In what may be the most consequential moment for the American AI industry to date, the Trump administration has effectively banned one of the country’s most prominent AI companies from doing business with the federal government while simultaneously throwing its full weight behind a rival firm.
At the center of the dispute is Anthropic, the company behind the AI chatbot, Claude. The Department of Defense, now renamed the Department of War under the current administration, reportedly sought unrestricted access to Anthropic’s technology, a request its chief executive, Dario Amodei, is said to have declined.
The company sought written guarantees that its AI would not be deployed to conduct mass surveillance of American citizens and that it would not be used in weapons systems capable of making life-or-death decisions without a human authorizing them.
To most observers, these might appear to be reasonable requests but to the current American administration, they were nothing short of insubordination.
President Donald Trump, in remarks that circulated widely online, dismissed Anthropic as “radical left” and “woke,” suggesting that their refusal to cooperate posed a direct threat to the safety of American troops.
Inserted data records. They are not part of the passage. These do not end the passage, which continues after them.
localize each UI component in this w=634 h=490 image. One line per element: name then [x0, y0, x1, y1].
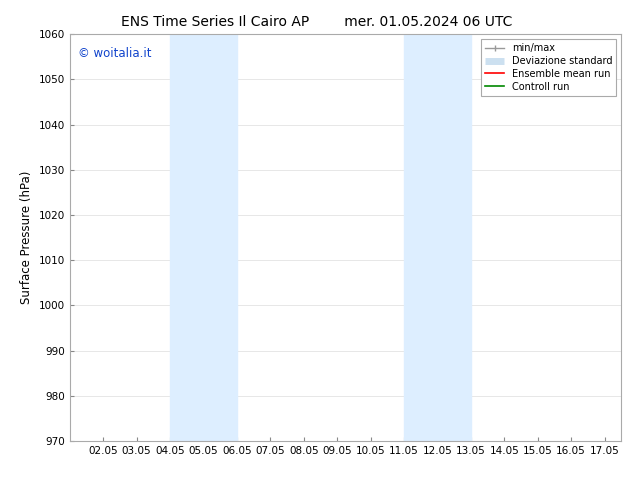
Text: ENS Time Series Il Cairo AP        mer. 01.05.2024 06 UTC: ENS Time Series Il Cairo AP mer. 01.05.2… [121, 15, 513, 29]
Text: © woitalia.it: © woitalia.it [78, 47, 152, 59]
Bar [404, 34, 471, 441]
Bar [170, 34, 237, 441]
Legend: min/max, Deviazione standard, Ensemble mean run, Controll run: min/max, Deviazione standard, Ensemble m… [481, 39, 616, 96]
Y-axis label: Surface Pressure (hPa): Surface Pressure (hPa) [20, 171, 33, 304]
The White House then ordered all federal agencies to immediately stop using Anthropic products. Defense Secretary Pete Hegseth went further by officially labeling the company a “supply chain risk to national security” on X.
This legal label is usually used for foreign adversaries, such as hostile governments or overseas firms suspected of espionage or sabotage. It has never before been used against a US-based technology company.
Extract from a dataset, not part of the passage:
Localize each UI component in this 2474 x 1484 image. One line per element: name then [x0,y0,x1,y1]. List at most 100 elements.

All government agencies are now banned from buying or using Anthropic services. The restriction also goes beyond the public sector, as any private company with a government contract is effectively barred from using the company’s technology in its operations.
Within hours of the announcement, OpenAI, a longtime rival to Anthropic, emerged as the clear beneficiary. CEO Sam Altman said the company had reached an agreement with the Department of War to deploy its models across the Pentagon’s classified networks, with OpenAI staff working directly inside military facilities.
Altman said that an agreement was reached with the Department of War to deploy the company’s models on its classified network. He added that the department showed strong respect for safety and accepted principles such as banning domestic mass surveillance and keeping humans responsible for the use of force.
He also said the company would add technical safeguards to its systems and restrict deployments to cloud networks. Whether those safeguards will hold, and who will be responsible for enforcing them, remains an open question.
What remains stubbornly unanswered is what, precisely, the government intends to do with the technology once it has it. The US Congress has so far played no meaningful role in shaping these arrangements.